CONDAMNER la Société LO DIFFUSION à verser à la Société BIBLIOTHEQUE POUR L'ECOLE les sommes suivantes :

87.000 € au titre de la réparation du préjudice subi de la perte d'activité,

50.000 € de dommages et intérêts au titre de la réparation du préjudice moral.

CONDAMNER la Société LO DIFFUSION à verser à la Société BIBLIOTHEQUE POUR L'ECOLE la somme de 10.000 € par application des dispositions de l'article 700 du Code Procédure Civile au titre des frais exposés en première instance.

CONDAMNER la Société LO DIFFUSION à verser à la Société BIBLIOTHEQUE POUR L'ECOLE la somme de 10.000 € par application des dispositions de l'article 700 du Code de Procédure Civile au titre des frais exposés en cause d'appel.

CONDAMNER la Société LO DIFFUSION aux entiers dépens de première instance et d'appel, en accordant pour ces derniers à Maître Philippe CHABAUD, Avocat, le bénéfice de l'article 699 du Code de Procédure Civile.

DEBOUTER la Société LO DIFFUSION de l'intégralité de ses demandes, fins et conclusions.

CONFIRMER le jugement pour le surplus.

DIRE qu'à défaut de règlement spontané des condamnations prononcées par l'arrêt à intervenir et en cas d'exécution par voie extrajudiciaire, les sommes retenues par l'huissier instrumentaire, en application des dispositions de l'article 10 du décret du 08/03/2001 devront être supportées par le défendeur, en plus de l'indemnité mise à sa charge, sur le fondement des dispositions de l'article 700 du Code de Procédure Civile.

Elle soutient qu'une concurrence déloyale a été orchestrée par la société LO DIFFUSION car sa création avait été préparée par des salariés présents dans l'entreprise pour capter déloyalement tout ou partie de sa clientèle sur la base de deux fichiers clients qui lui ont été dérobés.

Elle soutient que cette orchestration est caractérisé par :

la volonté affichée de M. [J] de récupérer la filiale ADRS de BPE dès 2016;

le dépôt du nom de domaine 'LO DIFFUSION' le 5 mai 2017 alors que les salariés qui ont ensuite créée cette société étaient encore en poste au sein d'ADRS, la condamnation des époux [J] par le tribunal de commerce pour des faits d'abus de biens sociaux à son préjudice ;

la tentative de débauchage par M. [J] de M. [M], directeur des ventes de BPE en juin 2017;

l'existence d'un pacte d'actionnaire avant la constitution de LO DIFFUSION prévoyant déjà l'entrée en capital des consorts [J];

l'utilisation par LO DIFFUSION d'une maison acquise par les consorts [J] en tant que locaux de stockage;

la sollicitation par LO DIFFUSION du même prestataire que la filiale ADRS de BPE pour la création de leur site internet, sur le même modèle que celui d'ADRS.

Elle soutient que LO DIFFUSION s'est calquée sur le modèle commercial de BPE, en reproduisant un site internet similaire afin d'introduire une confusion auprès des clients, et a dénigré par emails la filiale ADRS de BPE auprès de ses clients, soulignant son manque de personnel et proposant des rabais importants.
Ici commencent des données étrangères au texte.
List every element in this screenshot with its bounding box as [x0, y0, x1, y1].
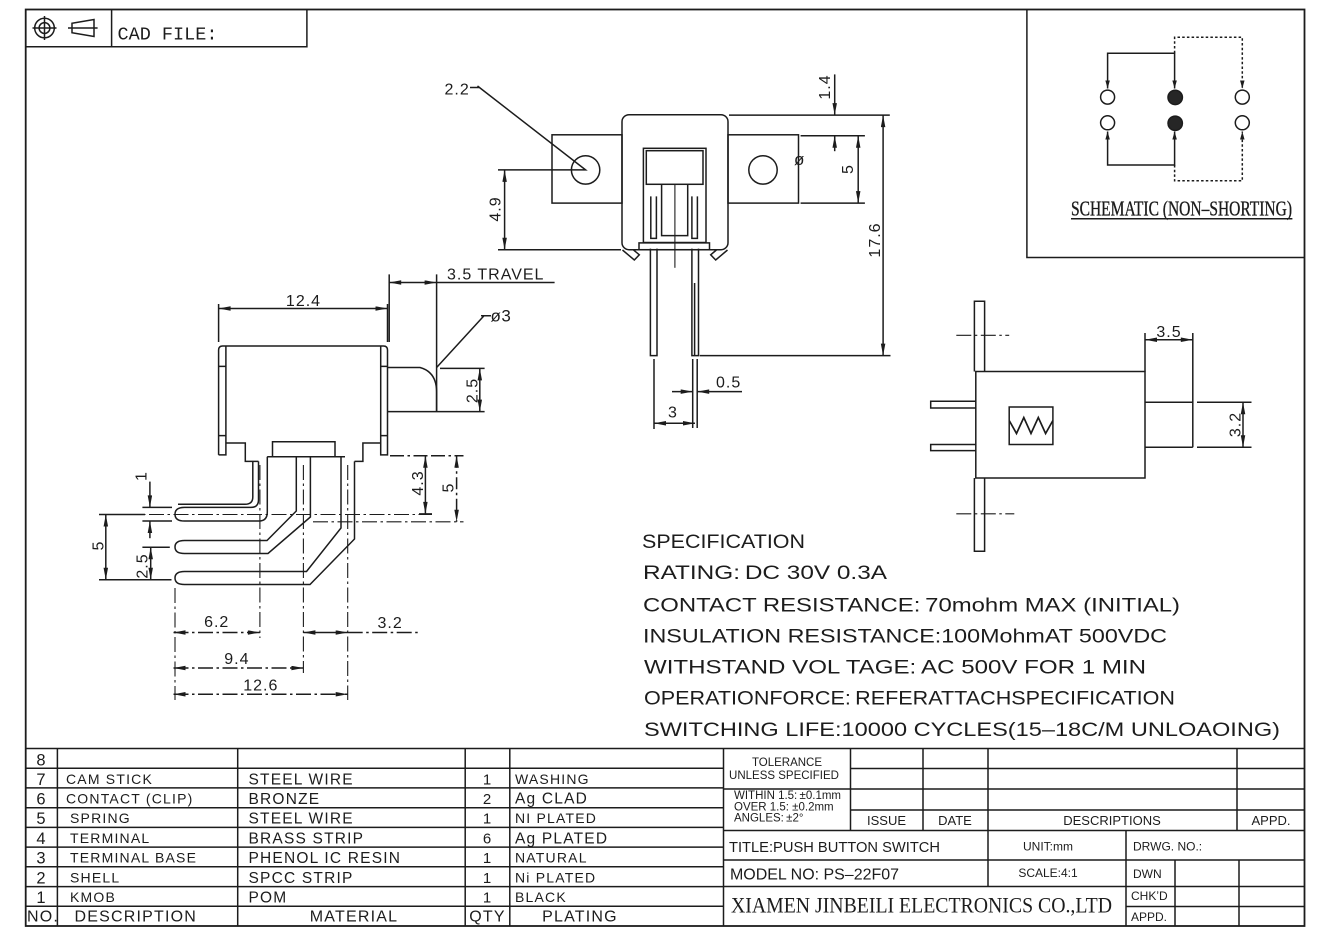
svg-text:9.4: 9.4	[224, 651, 249, 668]
schematic box	[1027, 10, 1305, 258]
dim 0.5	[672, 359, 742, 428]
side view terminal base plate	[267, 442, 345, 457]
dim 4.9	[498, 170, 621, 250]
front view left pin	[650, 196, 657, 355]
svg-text:CONTACT (CLIP): CONTACT (CLIP)	[66, 791, 194, 807]
right view plunger	[1145, 402, 1193, 447]
svg-text:APPD.: APPD.	[1251, 813, 1290, 828]
svg-text:DESCRIPTIONS: DESCRIPTIONS	[1063, 813, 1161, 828]
CAD FILE label	[118, 25, 218, 46]
dim 4.3	[390, 456, 432, 514]
svg-text:4: 4	[36, 830, 45, 848]
front view button inner	[646, 151, 703, 185]
schematic terminal open circle A1	[1101, 90, 1115, 104]
svg-text:SPCC STRIP: SPCC STRIP	[249, 870, 354, 887]
svg-text:6.2: 6.2	[204, 614, 229, 631]
svg-text:ø3: ø3	[491, 307, 512, 326]
dim 3.2 plunger height	[1197, 402, 1252, 447]
side view pin vertical centerlines	[175, 465, 348, 700]
title block grid	[724, 749, 1305, 927]
svg-text:2: 2	[36, 870, 45, 888]
svg-text:TITLE:PUSH BUTTON SWITCH: TITLE:PUSH BUTTON SWITCH	[729, 840, 940, 856]
schematic wire solid bottom bracket	[1108, 132, 1175, 166]
dim 2.5 plunger	[440, 368, 485, 411]
front view base plate	[639, 243, 710, 250]
svg-text:CONTACT RESISTANCE: 70mohm MAX: CONTACT RESISTANCE: 70mohm MAX (INITIAL)	[643, 595, 1180, 617]
svg-text:TERMINAL BASE: TERMINAL BASE	[70, 850, 197, 866]
schematic terminal open circle C1	[1235, 90, 1249, 104]
svg-text:APPD.: APPD.	[1131, 910, 1167, 924]
svg-text:BLACK: BLACK	[515, 889, 567, 905]
svg-text:2.5: 2.5	[135, 553, 152, 578]
dim 5 right of pins	[431, 456, 464, 522]
svg-text:6: 6	[36, 791, 45, 809]
front view left foot bevel	[623, 250, 640, 260]
svg-text:TERMINAL: TERMINAL	[70, 830, 150, 846]
svg-text:1: 1	[483, 850, 491, 867]
svg-text:6: 6	[483, 831, 491, 848]
svg-text:4.9: 4.9	[488, 196, 505, 221]
front view body shell	[622, 115, 728, 250]
dim 9.4	[174, 667, 304, 669]
svg-text:5: 5	[91, 541, 108, 550]
svg-text:3.2: 3.2	[378, 615, 403, 632]
svg-text:17.6: 17.6	[867, 222, 884, 257]
svg-text:STEEL WIRE: STEEL WIRE	[249, 811, 354, 828]
svg-text:3: 3	[668, 405, 677, 422]
front view stem center line	[674, 184, 676, 267]
svg-text:DATE: DATE	[938, 813, 972, 828]
svg-text:NO.: NO.	[27, 909, 59, 926]
svg-text:WITHSTAND VOL TAGE: AC 500V FO: WITHSTAND VOL TAGE: AC 500V FOR 1 MIN	[644, 657, 1146, 679]
schematic wire solid top bracket	[1108, 53, 1175, 88]
side view pin row centerline front	[100, 514, 432, 516]
svg-text:3.5 TRAVEL: 3.5 TRAVEL	[447, 267, 544, 284]
front view right mounting bracket	[728, 135, 799, 203]
svg-text:UNLESS SPECIFIED: UNLESS SPECIFIED	[729, 770, 839, 782]
svg-text:BRONZE: BRONZE	[249, 791, 321, 808]
svg-text:4.3: 4.3	[410, 470, 427, 495]
svg-text:CHKʼD: CHKʼD	[1131, 889, 1168, 903]
parts table texts	[27, 752, 618, 926]
svg-text:POM: POM	[249, 890, 288, 907]
svg-text:SCHEMATIC (NON–SHORTING): SCHEMATIC (NON–SHORTING)	[1071, 197, 1292, 221]
svg-text:SHELL: SHELL	[70, 870, 120, 886]
svg-text:WITHIN 1.5: ±0.1mm: WITHIN 1.5: ±0.1mm	[734, 790, 841, 802]
svg-text:DWN: DWN	[1133, 867, 1162, 881]
schematic wire dashed top bracket	[1175, 37, 1243, 88]
svg-text:PLATING: PLATING	[542, 909, 618, 926]
dim 5 pin span left	[99, 515, 172, 580]
svg-text:SCALE:4:1: SCALE:4:1	[1018, 866, 1078, 880]
svg-text:KMOB: KMOB	[70, 889, 116, 905]
svg-text:STEEL WIRE: STEEL WIRE	[249, 772, 354, 789]
svg-text:RATING: DC 30V 0.3A: RATING: DC 30V 0.3A	[643, 562, 887, 584]
front view right mounting hole	[749, 156, 777, 184]
dim 3.5 plunger	[1145, 333, 1193, 447]
svg-text:0.5: 0.5	[716, 375, 741, 392]
front view left mounting hole	[571, 156, 599, 184]
side view pin row3 bent terminal	[175, 457, 355, 585]
svg-text:INSULATION RESISTANCE:100MohmA: INSULATION RESISTANCE:100MohmAT 500VDC	[643, 626, 1167, 648]
title block texts	[729, 757, 1291, 924]
right view body	[976, 372, 1145, 479]
dim leader diameter 3	[437, 316, 491, 368]
svg-text:ISSUE: ISSUE	[867, 813, 906, 828]
schematic terminal filled circle B2	[1168, 116, 1182, 130]
svg-text:7: 7	[36, 771, 45, 789]
svg-text:2.2: 2.2	[445, 82, 470, 99]
right view lower pin	[931, 445, 976, 451]
svg-text:5: 5	[36, 810, 45, 828]
dim 6.2	[174, 632, 260, 634]
svg-text:DESCRIPTION: DESCRIPTION	[75, 909, 198, 926]
dim 3 bottom of front view	[654, 359, 695, 429]
svg-text:PHENOL IC RESIN: PHENOL IC RESIN	[249, 850, 402, 867]
front view button outer	[643, 148, 706, 242]
svg-text:1: 1	[483, 890, 491, 907]
side view pin row1 bent terminal	[175, 457, 267, 521]
svg-text:5: 5	[441, 483, 458, 492]
svg-text:1: 1	[483, 870, 491, 887]
svg-text:XIAMEN JINBEILI ELECTRONICS CO: XIAMEN JINBEILI ELECTRONICS CO.,LTD	[731, 893, 1112, 918]
svg-text:CAD FILE:: CAD FILE:	[118, 25, 218, 46]
right view spring box	[1009, 407, 1053, 445]
svg-text:UNIT:mm: UNIT:mm	[1023, 840, 1073, 854]
schematic terminal open circle C2	[1235, 116, 1249, 130]
front view left mounting bracket	[552, 135, 622, 203]
svg-text:Ag PLATED: Ag PLATED	[515, 831, 608, 848]
right view upper pin	[931, 401, 976, 408]
svg-text:TOLERANCE: TOLERANCE	[752, 757, 822, 769]
third-angle projection symbol	[33, 16, 98, 40]
side view pin row centerline back	[313, 521, 464, 523]
svg-text:CAM STICK: CAM STICK	[66, 771, 153, 787]
dim 17.6	[700, 115, 891, 356]
svg-text:SWITCHING LIFE:10000 CYCLES(15: SWITCHING LIFE:10000 CYCLES(15–18C/M UNL…	[644, 719, 1280, 741]
svg-text:MODEL NO: PS–22F07: MODEL NO: PS–22F07	[730, 867, 899, 884]
schematic terminal filled circle B1	[1168, 90, 1182, 104]
schematic caption underline	[1071, 218, 1292, 220]
svg-text:1: 1	[483, 772, 491, 789]
front view right foot bevel	[711, 250, 728, 260]
svg-text:1.4: 1.4	[817, 74, 834, 99]
svg-text:1: 1	[36, 889, 45, 907]
dim leader 2.2	[445, 82, 470, 99]
dim 3.2 pin offset	[303, 632, 420, 634]
dim 12.6	[174, 693, 348, 695]
dim 1.4	[729, 74, 890, 203]
side view body shell	[219, 346, 388, 461]
dim 5 vertical right	[857, 136, 859, 203]
svg-text:3.5: 3.5	[1156, 324, 1181, 341]
schematic wire dashed bottom bracket	[1175, 132, 1243, 181]
svg-text:QTY: QTY	[469, 909, 506, 926]
svg-text:MATERIAL: MATERIAL	[310, 909, 398, 926]
right view bottom mounting tab	[974, 478, 984, 551]
side view plunger knob	[388, 368, 485, 412]
CAD FILE title box	[26, 10, 307, 47]
svg-text:BRASS STRIP: BRASS STRIP	[249, 831, 365, 848]
svg-text:ANGLES: ±2°: ANGLES: ±2°	[734, 813, 803, 825]
parts table grid	[26, 749, 1305, 927]
svg-text:8: 8	[36, 752, 45, 770]
svg-text:2.5: 2.5	[465, 378, 482, 403]
svg-text:WASHING: WASHING	[515, 771, 590, 787]
dim 12.4	[219, 304, 388, 342]
schematic terminal open circle A2	[1101, 116, 1115, 130]
svg-text:NATURAL: NATURAL	[515, 850, 588, 866]
svg-text:SPRING: SPRING	[70, 810, 131, 826]
svg-text:Ni PLATED: Ni PLATED	[515, 870, 596, 886]
svg-text:Ag CLAD: Ag CLAD	[515, 791, 588, 808]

Mme [O] elle-même aurait entretenu cette confusion.

Elle souligne que LO DIFFUSION a utilisé des manoeuvres afin de la désorganiser et capter déloyalement sa clientèle. Ainsi, la démission concomitante de Mmes [K] et [O] a eu pour conséquence évidente une désorganisation au sein de sa filiale ne contenant que 4 salariés.

Elle soutient que la société LO DIFFUSION a eu une intention frauduleuse, car ces démissions ont été accompagnées du vol du fichier clients et d'un fichier 'affaires chaudes'de BPE à des fins commerciales. Elle indique que ces détournements de fichiers ont été établis par le tribunal correctionnel de Limoges bien qu'ils n'aient pu être imputés à Mme [O], et que leur utilisation par LO DIFFUSION est prouvée car au cours de l'enquête pénale, un fichier client étant en substance celui de BPE a été retrouvé sur l'ordinateur de Mme [O], et en aurait fait usage.

Selon elle es faits relevés par le tribunal correctionnel de Limoges peuvent être utilisés en l'espèce, bien que Mme [O] ait été relaxée, car l'autorité de la chose jugée ne lui est pas opposable.

Elle soutient également que LO DIFFUSION s'est rendue coupable de concurrence déloyale en débauchant et tentant de débaucher des salariés de BPE. En outre Mmes [K], [O], et M. [M], LO DIFFUSION a débauché Mme [U] et Mme [N], qui sont parties avec leurs fichiers client.

Elle considère que l'ensemble de ces faits constitue une concurrence déloyale de LO DIFFUSION, qui lui a porté préjudice car elle a pour la première fois eu un résultat déficitaire en 2018, avec une perte de 40 000 euros et un manque à gagner constituant la conséquence directe de cette conséquence déloyale.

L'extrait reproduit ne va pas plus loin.